The famous zocolo, which our wonderful tour guide went to great lengths to describe, along the base of most buildings:

Even the local football ground got in on the zocolo act:

A quick beer at a mini beer festival pop-up caused me to almost miss the bus to the next stop. Unfortunately, that’s where my luck ran out. I mis-heard the departure time for the boat ride to see Pablo Escobar’s old hacienda so I sat on a wall with a couple of beers until the group returned. There’s always one…

Cartagena and the Caribbean coast were up next and as soon as I got off the plane I noticed the difference in atmosphere. Gone was the temperate climate, replaced by Caribbean humidity.

The city and beach resorts in the distance as viewed from the old town:

After a short stroll around the old town in searing heat I opted to chill for a bit with live music and the catch of the day:


This monument commemorates the Colombian soldiers who fought in the Korean War alongside the United Nations forces:

Plaza de los Coches, the lively square beyond the city gates:

Sun setting over the town port:

At some point over the previous few days something happened on the right side of my mouth which forced me to eat just on the left side to avoid a lot of pain. With a few days still to go I decided to try a local 24-hour dentist.

It actually turned out to be a good idea. Once I negotiated my way through the gates and explained the situation to the English-speaking dental nurse, they took some x-rays and the dentist got to work filing down a tooth! It didn’t fix the root cause but it meant no more pain and all for the princely sum of about £57. It would transpire that some exposed jawbone had caused a minor inflammation and the filed-down tooth needed a crown.

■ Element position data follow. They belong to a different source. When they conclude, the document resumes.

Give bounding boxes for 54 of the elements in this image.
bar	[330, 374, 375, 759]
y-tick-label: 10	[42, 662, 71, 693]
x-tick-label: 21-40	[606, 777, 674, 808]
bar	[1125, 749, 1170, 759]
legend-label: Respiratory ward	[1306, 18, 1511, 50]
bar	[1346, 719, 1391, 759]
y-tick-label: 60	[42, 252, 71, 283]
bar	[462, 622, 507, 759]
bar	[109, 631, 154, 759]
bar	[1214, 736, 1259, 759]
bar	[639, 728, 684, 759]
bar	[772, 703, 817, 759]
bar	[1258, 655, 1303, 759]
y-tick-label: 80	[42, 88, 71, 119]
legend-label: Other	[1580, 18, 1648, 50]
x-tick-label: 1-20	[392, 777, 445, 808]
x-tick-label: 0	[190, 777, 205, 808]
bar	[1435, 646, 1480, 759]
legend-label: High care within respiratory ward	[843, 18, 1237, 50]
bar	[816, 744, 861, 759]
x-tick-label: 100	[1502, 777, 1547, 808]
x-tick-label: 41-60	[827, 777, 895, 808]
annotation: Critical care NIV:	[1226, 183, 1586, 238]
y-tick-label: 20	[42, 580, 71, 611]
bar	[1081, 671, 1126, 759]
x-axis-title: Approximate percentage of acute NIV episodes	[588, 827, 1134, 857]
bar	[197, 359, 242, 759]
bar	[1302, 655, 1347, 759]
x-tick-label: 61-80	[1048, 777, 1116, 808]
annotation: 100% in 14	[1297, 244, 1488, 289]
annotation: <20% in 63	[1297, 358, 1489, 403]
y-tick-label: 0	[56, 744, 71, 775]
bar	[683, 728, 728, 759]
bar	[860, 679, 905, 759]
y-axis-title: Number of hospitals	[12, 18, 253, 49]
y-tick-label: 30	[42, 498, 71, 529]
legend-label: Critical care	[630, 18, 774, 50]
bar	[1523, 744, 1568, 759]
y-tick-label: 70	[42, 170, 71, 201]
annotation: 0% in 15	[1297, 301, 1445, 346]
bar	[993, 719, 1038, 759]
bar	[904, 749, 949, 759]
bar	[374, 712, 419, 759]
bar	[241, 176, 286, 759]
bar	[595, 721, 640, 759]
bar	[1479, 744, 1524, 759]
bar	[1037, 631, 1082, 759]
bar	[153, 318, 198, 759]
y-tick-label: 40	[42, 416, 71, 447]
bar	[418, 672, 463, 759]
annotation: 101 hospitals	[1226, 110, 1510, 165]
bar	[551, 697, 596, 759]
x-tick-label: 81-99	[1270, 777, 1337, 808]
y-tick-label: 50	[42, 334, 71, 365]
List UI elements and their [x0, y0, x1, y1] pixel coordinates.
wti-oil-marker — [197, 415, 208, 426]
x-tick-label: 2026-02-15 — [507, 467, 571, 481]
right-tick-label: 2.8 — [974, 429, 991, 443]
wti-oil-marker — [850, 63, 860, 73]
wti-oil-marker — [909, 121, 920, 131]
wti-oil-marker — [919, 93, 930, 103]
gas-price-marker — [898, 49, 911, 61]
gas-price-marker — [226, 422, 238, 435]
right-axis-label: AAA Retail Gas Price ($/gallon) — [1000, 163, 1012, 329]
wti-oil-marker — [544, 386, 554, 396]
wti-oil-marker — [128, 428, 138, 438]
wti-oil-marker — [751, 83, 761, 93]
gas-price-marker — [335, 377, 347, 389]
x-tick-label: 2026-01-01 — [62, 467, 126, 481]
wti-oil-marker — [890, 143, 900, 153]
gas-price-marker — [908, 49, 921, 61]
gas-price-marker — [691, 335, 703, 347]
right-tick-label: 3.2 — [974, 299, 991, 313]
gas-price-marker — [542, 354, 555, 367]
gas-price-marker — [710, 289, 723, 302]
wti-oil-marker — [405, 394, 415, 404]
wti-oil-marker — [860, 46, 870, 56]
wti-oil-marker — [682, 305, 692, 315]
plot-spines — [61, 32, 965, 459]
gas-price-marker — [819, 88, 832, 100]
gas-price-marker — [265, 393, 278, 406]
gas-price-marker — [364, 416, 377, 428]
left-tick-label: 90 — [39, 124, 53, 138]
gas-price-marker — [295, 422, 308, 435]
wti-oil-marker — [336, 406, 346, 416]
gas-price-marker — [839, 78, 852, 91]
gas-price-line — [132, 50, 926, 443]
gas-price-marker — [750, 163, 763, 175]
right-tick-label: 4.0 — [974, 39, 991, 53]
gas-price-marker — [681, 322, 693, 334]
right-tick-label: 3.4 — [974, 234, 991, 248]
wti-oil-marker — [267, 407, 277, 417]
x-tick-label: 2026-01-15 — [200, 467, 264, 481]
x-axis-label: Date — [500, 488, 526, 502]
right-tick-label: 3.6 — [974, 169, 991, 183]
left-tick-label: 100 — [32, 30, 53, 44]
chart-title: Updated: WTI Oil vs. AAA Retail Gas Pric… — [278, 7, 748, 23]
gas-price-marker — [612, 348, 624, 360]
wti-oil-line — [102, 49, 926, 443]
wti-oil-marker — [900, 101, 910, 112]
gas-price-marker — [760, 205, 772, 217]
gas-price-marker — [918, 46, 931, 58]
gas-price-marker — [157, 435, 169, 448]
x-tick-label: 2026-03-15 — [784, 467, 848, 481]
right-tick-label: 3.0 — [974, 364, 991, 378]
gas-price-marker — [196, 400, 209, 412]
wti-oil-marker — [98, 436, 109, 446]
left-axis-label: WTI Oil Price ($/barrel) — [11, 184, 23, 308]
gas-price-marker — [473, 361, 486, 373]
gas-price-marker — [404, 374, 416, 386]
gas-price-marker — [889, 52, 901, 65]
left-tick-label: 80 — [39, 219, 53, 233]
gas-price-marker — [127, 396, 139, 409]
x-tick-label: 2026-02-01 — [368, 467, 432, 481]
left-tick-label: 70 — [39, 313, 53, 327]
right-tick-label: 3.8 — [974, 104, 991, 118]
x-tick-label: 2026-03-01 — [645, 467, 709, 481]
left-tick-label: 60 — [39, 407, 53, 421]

At least I got to see a part of the town I wasn’t expecting to see:

A local native dance routine on Plaza del Reloj, for the benefit of the tourists, in front of the city gate:

Fake Jacko doing the rounds:

For my second day, after a cracking breakfast consisting of Colombian arepas and avocado, I signed-up for a free walking tour:

The tour guide introduced us to a local beer seller up on the city walls, which was nice whilst we looked at an old ship:

Back around the town, despite being constantly offered tat and drugs, it was a beautiful place to behold:

With the tour complete, I headed back to the city wall to walk the remainder of it before dinner:

My final day was one for relaxing on the beach and finally dipping a toe in the Caribbean, but not before I finally replaced my tacky £5 Panama hat with a proper one:

I spent my last day walking the beaches, listening to podcasts and keeping an eye on the local birds:

Tenby it isn’t:

The next morning, before heading to the airport I had time to checkout Parque Centenario which is home to iguanas, monkeys and sloths – not that I could get a decent picture of any of them!

Colombia was fascinating. Cool, laid-back Bogotá eased me into the country, Medellín had me on edge to the point I opted not to try an evening of salsa bars (much to my retrospective annoyance and regret), while Cartagena was a riot of beautiful colour – if somewhat overrun by locals offering often illegal goods and services. But it was charming Salento, the nearby Cocora Valley and my time spent on a coffee farm that will perhaps be my abiding memory of this brilliant trip.